L’empoignade monétaire

Voilà des années que l’on revient régulièrement, dans ces colonnes, sur le caractère inévitable d’une guerre des monnaies. Les épisodes présents s’inscrivent parfaitement dans ce scénario. On a pu observer que les Américains ne négligent aucun moyen, jusqu’à la rouerie, pour maintenir le statut d’exception du dollar qui leur évite d’être traités comme… les Grecs. Tout ce qui peut affaiblir l’euro, sur des critères réels ou imaginaires, est du pain bénit pour l’Oncle Sam qui gagne ainsi un peu de temps. Un peu de temps avant que la fiction ne s’effondre. Une fiction qui dure maintenant depuis 1971 – date de l’abandon de la convertibilité du dollar en or –, longue période pendant laquelle l’étalon du système monétaire mondial se trouve être une devise… élastique, ne trouvant sa valeur que dans la seule parole de l’émetteur. Un phénomène aussi extravagant n’a pas de précédent dans l’histoire monétaire : même les assignats de la Révolution française étaient gagés sur des actifs réels (les biens du clergé) et n’ont sombré que sous l’effet de leur multiplication excessive – moindre toutefois que celle du dollar contemporain. Il est même permis de douter, comme le font certains observateurs yankees, que la FED détienne réellement le stock d’or qui figure à son bilan. Les Américains ayant déjà démontré leurs aptitudes remarquables dans la tricherie vulgaire et le mensonge éhonté, une telle hypothèse n’a rien d’insensé.
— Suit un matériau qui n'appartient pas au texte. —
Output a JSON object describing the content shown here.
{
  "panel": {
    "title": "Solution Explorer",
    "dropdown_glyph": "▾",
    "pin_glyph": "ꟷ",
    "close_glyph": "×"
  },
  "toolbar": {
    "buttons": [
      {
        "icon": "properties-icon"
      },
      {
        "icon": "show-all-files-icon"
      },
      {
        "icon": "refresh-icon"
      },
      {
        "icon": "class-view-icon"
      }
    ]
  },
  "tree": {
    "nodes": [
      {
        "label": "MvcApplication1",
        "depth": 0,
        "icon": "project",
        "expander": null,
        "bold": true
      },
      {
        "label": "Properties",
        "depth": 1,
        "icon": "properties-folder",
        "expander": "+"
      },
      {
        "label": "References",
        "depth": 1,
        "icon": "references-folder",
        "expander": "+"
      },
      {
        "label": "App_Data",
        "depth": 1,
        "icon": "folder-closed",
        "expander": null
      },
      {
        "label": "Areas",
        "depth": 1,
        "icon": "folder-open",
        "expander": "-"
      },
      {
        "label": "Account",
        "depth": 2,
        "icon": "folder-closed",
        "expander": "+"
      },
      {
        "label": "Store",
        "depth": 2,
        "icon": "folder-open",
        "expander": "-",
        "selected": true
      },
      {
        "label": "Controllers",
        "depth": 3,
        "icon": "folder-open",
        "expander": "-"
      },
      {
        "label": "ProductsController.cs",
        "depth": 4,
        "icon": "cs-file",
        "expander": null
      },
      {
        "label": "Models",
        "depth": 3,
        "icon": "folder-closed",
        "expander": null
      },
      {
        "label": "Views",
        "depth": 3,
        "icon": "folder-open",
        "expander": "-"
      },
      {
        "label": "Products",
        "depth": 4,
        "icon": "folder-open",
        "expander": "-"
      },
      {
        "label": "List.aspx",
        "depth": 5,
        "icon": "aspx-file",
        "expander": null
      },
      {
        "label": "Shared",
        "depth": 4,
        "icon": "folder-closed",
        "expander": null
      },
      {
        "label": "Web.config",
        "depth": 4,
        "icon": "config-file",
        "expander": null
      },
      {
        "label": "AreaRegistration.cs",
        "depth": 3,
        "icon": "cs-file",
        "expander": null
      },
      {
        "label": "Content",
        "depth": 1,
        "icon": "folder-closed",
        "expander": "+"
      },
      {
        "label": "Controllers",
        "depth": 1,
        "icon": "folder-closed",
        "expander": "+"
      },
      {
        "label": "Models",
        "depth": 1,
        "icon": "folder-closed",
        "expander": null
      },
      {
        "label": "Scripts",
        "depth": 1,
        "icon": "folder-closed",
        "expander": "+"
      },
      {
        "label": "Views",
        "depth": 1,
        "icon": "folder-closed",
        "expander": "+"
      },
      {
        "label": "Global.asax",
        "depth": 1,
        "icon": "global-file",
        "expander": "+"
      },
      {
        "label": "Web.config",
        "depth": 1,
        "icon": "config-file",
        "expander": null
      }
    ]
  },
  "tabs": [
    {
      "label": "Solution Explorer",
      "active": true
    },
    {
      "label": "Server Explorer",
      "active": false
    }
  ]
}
Il faut pourtant admettre que notre propre Institut d’émission ne peut être crédité d’une parfaite bonne foi. Et que la situation présente, objectivement explosive, le contraint à exiger des Etats des politiques intenables, à défendre jusqu’à l’outrance un système bancaire à l’agonie et à travestir la réalité en martelant quelques poncifs incantatoires. Sera-t-on sauvé par le verbe ? C’est douteux.